There are no good options or easy answers. If you are so burdened with technical debt that you spend most of your time refactoring, trying to understand the code, fixing bugs, etc that you can't innovate and add new value to the product, the business built around your product is going to stagnate and eventually collapse under your own weight. In my opinion you have 5 options:
- Rewrite the software from scratch
- Refactor and incrementally improve over time
- Pay down your debt in a large chunk
- Live with it
- Find a new job
If you can sell re-writing to the company, that is the only viable approach for continuing with the product, but you have to sell it to the business and they will be spending a lot of money to get no new features for up to a couple of years.
Refactoring and paying down your debt over time won't work.

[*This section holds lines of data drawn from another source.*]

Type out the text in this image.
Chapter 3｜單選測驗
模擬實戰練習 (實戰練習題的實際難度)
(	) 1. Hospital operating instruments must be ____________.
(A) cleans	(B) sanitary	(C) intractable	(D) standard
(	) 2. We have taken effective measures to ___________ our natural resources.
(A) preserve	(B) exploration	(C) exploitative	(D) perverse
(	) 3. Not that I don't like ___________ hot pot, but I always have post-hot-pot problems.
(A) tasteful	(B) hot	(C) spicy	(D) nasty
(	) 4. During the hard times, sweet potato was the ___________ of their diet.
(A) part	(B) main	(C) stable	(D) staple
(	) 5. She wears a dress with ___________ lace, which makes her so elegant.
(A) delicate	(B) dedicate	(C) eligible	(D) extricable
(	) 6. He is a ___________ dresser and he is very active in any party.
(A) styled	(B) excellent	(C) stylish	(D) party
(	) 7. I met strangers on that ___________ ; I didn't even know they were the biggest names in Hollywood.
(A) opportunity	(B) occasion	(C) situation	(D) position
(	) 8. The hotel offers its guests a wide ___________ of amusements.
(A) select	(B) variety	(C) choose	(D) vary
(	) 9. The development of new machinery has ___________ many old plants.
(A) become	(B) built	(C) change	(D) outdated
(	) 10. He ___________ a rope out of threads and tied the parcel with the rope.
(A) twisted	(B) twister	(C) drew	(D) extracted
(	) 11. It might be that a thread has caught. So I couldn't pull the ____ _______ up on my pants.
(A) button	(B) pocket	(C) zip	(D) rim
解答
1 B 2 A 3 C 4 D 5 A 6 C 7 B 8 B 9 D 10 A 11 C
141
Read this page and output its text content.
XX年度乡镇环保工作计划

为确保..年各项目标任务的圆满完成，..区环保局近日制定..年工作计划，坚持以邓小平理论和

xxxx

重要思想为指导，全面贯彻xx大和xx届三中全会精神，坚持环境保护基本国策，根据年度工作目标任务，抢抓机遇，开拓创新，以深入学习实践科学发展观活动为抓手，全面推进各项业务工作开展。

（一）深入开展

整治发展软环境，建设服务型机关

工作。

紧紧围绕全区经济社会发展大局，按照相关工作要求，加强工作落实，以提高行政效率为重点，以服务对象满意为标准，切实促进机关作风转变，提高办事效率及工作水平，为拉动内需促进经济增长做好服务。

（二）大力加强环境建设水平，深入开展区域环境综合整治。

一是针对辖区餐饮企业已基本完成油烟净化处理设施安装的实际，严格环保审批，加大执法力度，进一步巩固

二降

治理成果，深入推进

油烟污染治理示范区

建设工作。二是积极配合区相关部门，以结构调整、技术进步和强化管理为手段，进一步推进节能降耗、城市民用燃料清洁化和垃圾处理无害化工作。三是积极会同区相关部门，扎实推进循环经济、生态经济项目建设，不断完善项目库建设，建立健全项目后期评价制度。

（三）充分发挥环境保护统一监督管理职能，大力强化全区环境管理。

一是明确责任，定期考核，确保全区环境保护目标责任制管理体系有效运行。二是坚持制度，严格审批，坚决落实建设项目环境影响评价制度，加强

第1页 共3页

Consider it as a financial debt: it takes 23 years and $7000 to pay down a $5000 credit card debt making the minimum payments each month. Even if you do go the refactoring approach, you can't add any more technical debt which means fundamentally changing your development practices.
Paying down your debit a large chunk probably won't work. Its a tough sell to the organization and if your problems are architectural, you may not be able to address them in a limited time period. At best, you will be delaying the problem.
In the long run, living with the technical debt isn't viable, or we wouldn't be asking the question about what to do with too much technical debt.
Finding another job might be your best option. If you enjoy designing and developing new software and creating value, them this might be right for you. Just make sure you learn from being burdened with too much technical debt and avoid the problem in the first place in your next job.